A widely circulated thought experiment from Citrini Research, The 2028 Global Intelligence Crisis, crystallised that unease by imagining a financial shock triggered by rapid AI adoption. In the scenario, companies deploy increasingly capable AI systems across white-collar functions from customer service to coding, dramatically reducing payrolls while boosting efficiency.
Productivity rises, but wages and consumer demand struggle to keep pace.
The authors explicitly frame the exercise as a fictionalised scenario rather than a forecast. Still, it struck a nerve because modern financial systems rely heavily on stable professional employment. The circulation of their report over the weekend contributed to a market slump when markets opened Monday.
Among the latest developments were Anthropic announcing that its Claude Code solution can automated much of the modernization of the COBOL computer programming language. The news sparked IBM shares to fall more than 13% exacerbating their plunge since the start of the month, which could end up being its worst month in more than 33 years.
Worst case scenario
The potential industry-disrupting power of AI could upend multiple industries with the economic fallout spreading widely. The concerns raised in the Citrini report include a scenario where knowledge-worker employment compresses faster than new industries emerge, with the risk of stress cascading through software revenues, credit markets and eventually mortgages.
The report prompted investors to confront a new possibility: that technological success itself could introduce new forms of financial instability.
Those concerns have been amplified by unusually candid warnings from some of the industry’s most influential builders.
OpenAI chief executive Sam Altman recently acknowledged that increasingly capable AI systems could eventually automate aspects of even senior executive roles, underscoring how broadly the technology may reach into professional life. He also emphasised the uncertainty governments face as frontier capabilities advance faster than regulatory and institutional responses. He suggested that even those closest to the technology cannot confidently predict how quickly AI will reshape work or society.
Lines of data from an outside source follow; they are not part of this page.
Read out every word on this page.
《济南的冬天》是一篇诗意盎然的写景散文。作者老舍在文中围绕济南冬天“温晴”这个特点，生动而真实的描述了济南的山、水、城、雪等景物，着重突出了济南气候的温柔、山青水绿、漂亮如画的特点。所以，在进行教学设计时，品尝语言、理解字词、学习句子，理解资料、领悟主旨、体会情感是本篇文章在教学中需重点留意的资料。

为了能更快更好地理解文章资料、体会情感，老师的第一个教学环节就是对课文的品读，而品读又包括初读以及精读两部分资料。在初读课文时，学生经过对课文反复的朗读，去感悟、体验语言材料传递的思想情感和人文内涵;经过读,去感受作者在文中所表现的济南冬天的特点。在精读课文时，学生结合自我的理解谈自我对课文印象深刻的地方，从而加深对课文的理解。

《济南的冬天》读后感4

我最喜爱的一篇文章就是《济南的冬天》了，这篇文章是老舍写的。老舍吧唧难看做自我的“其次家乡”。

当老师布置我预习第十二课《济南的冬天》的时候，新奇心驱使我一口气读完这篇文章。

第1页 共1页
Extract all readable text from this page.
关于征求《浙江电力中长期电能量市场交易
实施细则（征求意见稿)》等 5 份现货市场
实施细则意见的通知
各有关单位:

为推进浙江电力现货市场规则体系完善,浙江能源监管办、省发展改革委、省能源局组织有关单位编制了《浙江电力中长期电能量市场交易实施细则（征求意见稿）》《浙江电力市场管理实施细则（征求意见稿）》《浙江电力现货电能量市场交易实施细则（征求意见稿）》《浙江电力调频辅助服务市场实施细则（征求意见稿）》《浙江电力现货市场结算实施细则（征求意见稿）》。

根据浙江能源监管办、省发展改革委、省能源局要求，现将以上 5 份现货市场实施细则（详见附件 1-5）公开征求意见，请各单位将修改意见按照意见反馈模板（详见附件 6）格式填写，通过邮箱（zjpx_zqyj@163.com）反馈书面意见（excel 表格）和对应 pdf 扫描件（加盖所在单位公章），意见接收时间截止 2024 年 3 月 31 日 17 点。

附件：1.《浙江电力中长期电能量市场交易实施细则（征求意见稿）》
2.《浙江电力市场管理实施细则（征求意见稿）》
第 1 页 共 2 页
Markets are comfortable pricing risk when probabilities can be modelled. AI introduces uncertainty that resists modelling altogether.
Technology companies are committing vast capital to computing infrastructure and model development while the timeline for returns remains unclear. If AI drives widespread productivity growth, corporate margins could expand dramatically. But if automation simultaneously reduces employment across high-income sectors, consumer demand could weaken, harming economic growth.
80% of jobs could go
Business leaders outside the AI sector are increasingly voicing concerns too.
Speaking recently on The Diary of a CEO podcast, Uber chief executive Dara Khosrowshahi warned that AI could disrupt a large share of existing roles over the coming decade, framing the transition as a societal challenge as much as a technological one and raising questions about how companies and governments manage the pace of change.
Comments like these challenge a long-standing assumption embedded in markets, that technology complements highly skilled labour rather than replacing it.
The broader message emerging from recent interviews is not that jobs will disappear overnight, but that AI appears increasingly capable of absorbing individual tasks that once required specialised expertise. Over time, that incremental substitution could reshape entire professions. History suggests labour markets eventually adjust, but investors are unsure whether adjustment will arrive fast enough this time.
For investors, the uncertainty is not theoretical. Portfolio allocations, capital spending cycles and long-term earnings assumptions increasingly depend on whether AI expands employment and demand — or compresses them.
Previous technological revolutions largely automated physical labour while increasing demand for knowledge workers. AI targets cognition itself by drafting documents, analysing data and conducting research. If the scarcest economic resource becomes less scarce, long-held assumptions about wage growth and consumption may need rewriting.
Maybe it won't be bad?
Many economists argue productivity shocks have historically created more jobs and prosperity over time, even after periods of disruption. AI could ultimately follow that pattern. But markets must navigate the transition before the benefits become clear.
Markets understand that transformative change is coming. What remains uncertain is whether the first beneficiaries will be companies, workers — or industries that have not yet been invented. Until that answer emerges, caution may prove as rational as optimism.